Georgia Dome Home for Possible Panthers Football

COLLEGE SPORTS: GEORGIA STATE: If Panthers add football, they'll call Dome home


The Atlanta Journal-Constitution
Published on: 04/11/07

Georgia State officials will not take a "build it and they will come" approach in deciding whether to take up football.

GSU athletics director Mary McElroy said Tuesday the Panthers' home would be in the Georgia Dome if the school decides to add a football team. But that remains a big if based largely on a tough question: "If we play it, will they come?"

As Georgia State held two town hall-style meetings Tuesday to discuss the prospects of football with students, faculty and fans, there was sentiment that such a move would foster school spirit. But the $14.3 million question is not warm and fuzzy. It's expensive, even to start a University Championship Division (formerly Division I-AA) program.

At a school where McElroy hopes the recent hire of former Ole Miss basketball coach Rod Barnes will boost attendance for that Division I program, she did not pretend to have all the answers as projections call for football start-up costs of $7.8 million and up to another $6.5 million for a practice facility.
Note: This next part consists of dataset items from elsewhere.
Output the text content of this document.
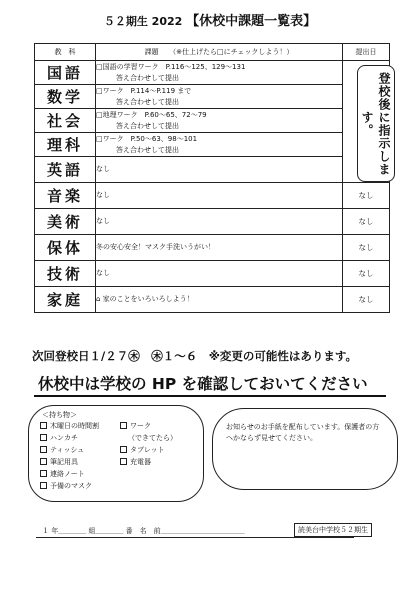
５２期生 2022 【休校中課題一覧表】
教　科	課題　　（※仕上げたら□にチェックしよう！）	提出日
国語	□国語の学習ワーク　P.116～125、129～131
答え合わせして提出	登校後に指示します。

数学	□ワーク　P.114～P.119 まで
答え合わせして提出	

社会	□地理ワーク　P.60～65、72～79
答え合わせして提出	

理科	□ワーク　P.50～63、98～101
答え合わせして提出	

英語	なし	
音楽	なし	なし
美術	なし	なし
保体	冬の安心安全！マスク手洗いうがい！	なし
技術	なし	なし
家庭	⌂ 家のことをいろいろしよう！	なし
次回登校日１/２７㊍　㊍１～６　※変更の可能性はあります。
休校中は学校の HP を確認しておいてください
＜持ち物＞
木曜日の時間割
ハンカチ
ティッシュ
筆記用具
連絡ノート
予備のマスク
ワーク
（できてたら）
タブレット
充電器
お知らせのお手紙を配布しています。保護者の方へかならず見せてください。
１ 年＿＿＿＿ 組＿＿＿＿ 番　名　前＿＿＿＿＿＿＿＿＿＿＿＿	読美台中学校５２期生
A faculty member stood before a microphone in the GSU gym and wondered aloud if there is a way to be sure that football would not be like most basketball games with "two or three hundred" fans.

"Nope," McElroy said. "We don't have any guarantees."
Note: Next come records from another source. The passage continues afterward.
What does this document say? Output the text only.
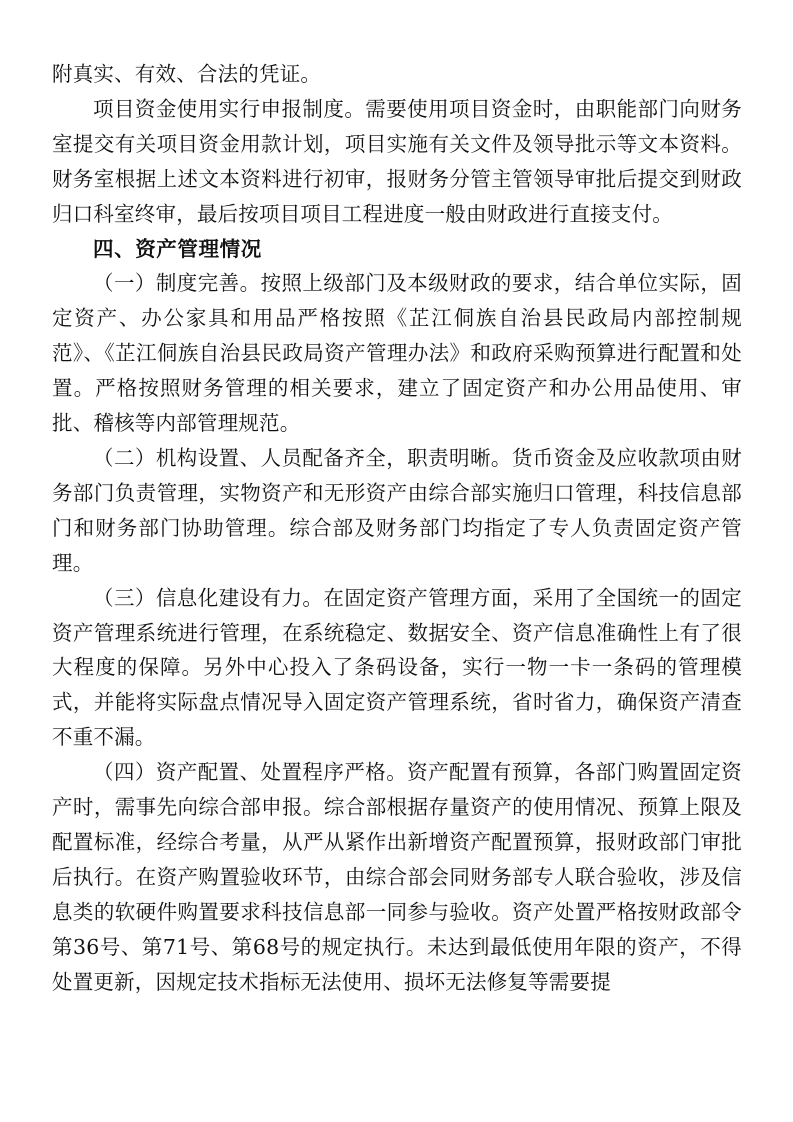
附真实、有效、合法的凭证。

项目资金使用实行申报制度。需要使用项目资金时，由职能部门向财务室提交有关项目资金用款计划，项目实施有关文件及领导批示等文本资料。财务室根据上述文本资料进行初审，报财务分管主管领导审批后提交到财政归口科室终审，最后按项目项目工程进度一般由财政进行直接支付。

四、资产管理情况

（一）制度完善。按照上级部门及本级财政的要求，结合单位实际，固定资产、办公家具和用品严格按照《芷江侗族自治县民政局内部控制规范》、《芷江侗族自治县民政局资产管理办法》和政府采购预算进行配置和处置。严格按照财务管理的相关要求，建立了固定资产和办公用品使用、审批、稽核等内部管理规范。

（二）机构设置、人员配备齐全，职责明晰。货币资金及应收款项由财务部门负责管理，实物资产和无形资产由综合部实施归口管理，科技信息部门和财务部门协助管理。综合部及财务部门均指定了专人负责固定资产管理。

（三）信息化建设有力。在固定资产管理方面，采用了全国统一的固定资产管理系统进行管理，在系统稳定、数据安全、资产信息准确性上有了很大程度的保障。另外中心投入了条码设备，实行一物一卡一条码的管理模式，并能将实际盘点情况导入固定资产管理系统，省时省力，确保资产清查不重不漏。

（四）资产配置、处置程序严格。资产配置有预算，各部门购置固定资产时，需事先向综合部申报。综合部根据存量资产的使用情况、预算上限及配置标准，经综合考量，从严从紧作出新增资产配置预算，报财政部门审批后执行。在资产购置验收环节，由综合部会同财务部专人联合验收，涉及信息类的软硬件购置要求科技信息部一同参与验收。资产处置严格按财政部令第36号、第71号、第68号的规定执行。未达到最低使用年限的资产，不得处置更新，因规定技术指标无法使用、损坏无法修复等需要提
GSU is exploring football because McElroy said school President Carl Patton "has been receiving continued interest from people regarding starting a football program, and he thought it was time to see if there is merit to that."
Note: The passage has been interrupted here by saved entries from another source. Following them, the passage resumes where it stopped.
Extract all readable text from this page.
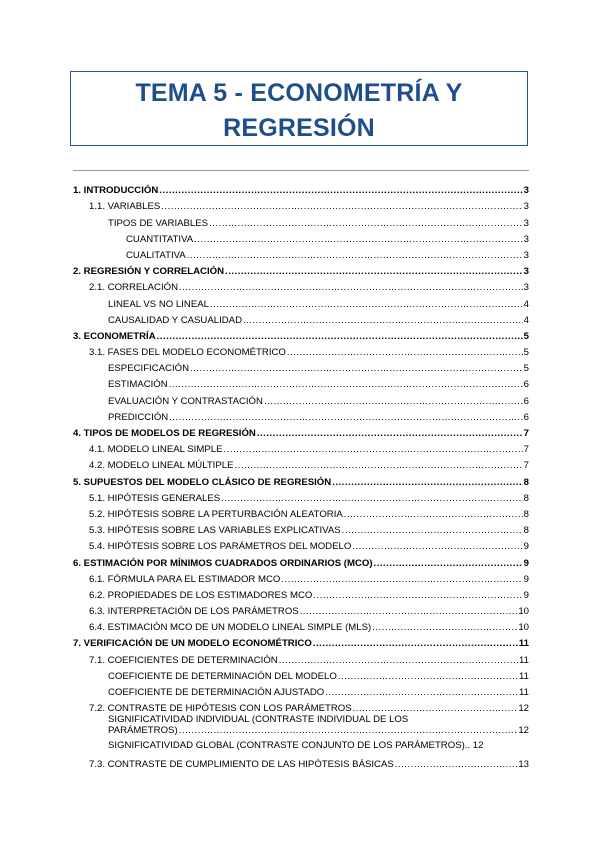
TEMA 5 - ECONOMETRÍA Y
REGRESIÓN
1. INTRODUCCIÓN .....	3
1.1. VARIABLES .....	3
TIPOS DE VARIABLES .....	3
CUANTITATIVA .....	3
CUALITATIVA .....	3
2. REGRESIÓN Y CORRELACIÓN .....	3
2.1. CORRELACIÓN .....	3
LINEAL VS NO LINEAL .....	4
CAUSALIDAD Y CASUALIDAD .....	4
3. ECONOMETRÍA .....	5
3.1. FASES DEL MODELO ECONOMÉTRICO .....	5
ESPECIFICACIÓN .....	5
ESTIMACIÓN .....	6
EVALUACIÓN Y CONTRASTACIÓN .....	6
PREDICCIÓN .....	6
4. TIPOS DE MODELOS DE REGRESIÓN .....	7
4.1. MODELO LINEAL SIMPLE .....	7
4.2. MODELO LINEAL MÚLTIPLE .....	7
5. SUPUESTOS DEL MODELO CLÁSICO DE REGRESIÓN .....	8
5.1. HIPÓTESIS GENERALES .....	8
5.2. HIPÓTESIS SOBRE LA PERTURBACIÓN ALEATORIA .....	8
5.3. HIPÓTESIS SOBRE LAS VARIABLES EXPLICATIVAS .....	8
5.4. HIPÓTESIS SOBRE LOS PARÁMETROS DEL MODELO .....	9
6. ESTIMACIÓN POR MÍNIMOS CUADRADOS ORDINARIOS (MCO) .....	9
6.1. FÓRMULA PARA EL ESTIMADOR MCO .....	9
6.2. PROPIEDADES DE LOS ESTIMADORES MCO .....	9
6.3. INTERPRETACIÓN DE LOS PARÁMETROS .....	10
6.4. ESTIMACIÓN MCO DE UN MODELO LINEAL SIMPLE (MLS) .....	10
7. VERIFICACIÓN DE UN MODELO ECONOMÉTRICO .....	11
7.1. COEFICIENTES DE DETERMINACIÓN .....	11
COEFICIENTE DE DETERMINACIÓN DEL MODELO .....	11
COEFICIENTE DE DETERMINACIÓN AJUSTADO .....	11
7.2. CONTRASTE DE HIPÓTESIS CON LOS PARÁMETROS .....	12
SIGNIFICATIVIDAD INDIVIDUAL (CONTRASTE INDIVIDUAL DE LOS
PARÁMETROS) .....	12
SIGNIFICATIVIDAD GLOBAL (CONTRASTE CONJUNTO DE LOS PARÁMETROS).. 12
7.3. CONTRASTE DE CUMPLIMIENTO DE LAS HIPÓTESIS BÁSICAS .....	13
Although pre-approval was not universal Tuesday, it was mostly positive.

"If you were to ask someone if they were proud to go to Georgia State, they'd be like, 'Um, I'm not sure.' They don't have a real connection to campus," said sophomore Keesha Bellamy of Eagan, Minn. "But something like football would be a way for people to come together and become more involved."

Matthew Simmons, a senior from Atlanta, said, "I think we'd get a lot more media coverage locally ... regionally and nationally, which is going to open up different markets to students that don't know anything about Georgia State."

Yet George Rainbolt, chairman of the GSU philosophy department, said heightened alcohol use at games could be a problem. He also worried the school might lower admission standards for some athletes.

Rainbolt said his experience at other institutions led him to believe some athletes "degrade the intellectual experience in the classroom because they are simply unable to keep up."

GSU is in the Colonial Athletic Association, where six of 12 member schools will begin playing a conference schedule this fall. McElroy said a final decision will be made by Patton. "There is no set timeline" for that decision, she said.

GSU is building soccer and tennis facilities at Panthersville in DeKalb County, but McElroy said a football practice facility is not feasible there.

Jerry Rackliffe, vice president of finance and affairs and a member of the steering committee, said rental and operating costs at the Dome would come to about $47,000 per home game, "which is a lot less than $6 million to $24 million a year" to build or refurbish and maintain a stadium.

Rackliffe said a raise in athletic fees paid by every student would likely jump $85 per year to $369 to help fund the program.

Start-up costs include projections to begin a women's lacrosse team as the addition of football and all the male athletes that would play it would, by Title IX requirements, mandate the addition of female athletic opportunities.

Field hockey might be considered if GSU needs to add another women's sport.

McElroy did not dismiss the possibility of eliminating a male sport. "That's a possibility always, but that's not an option we're looking at," she said. "That would be a last resort."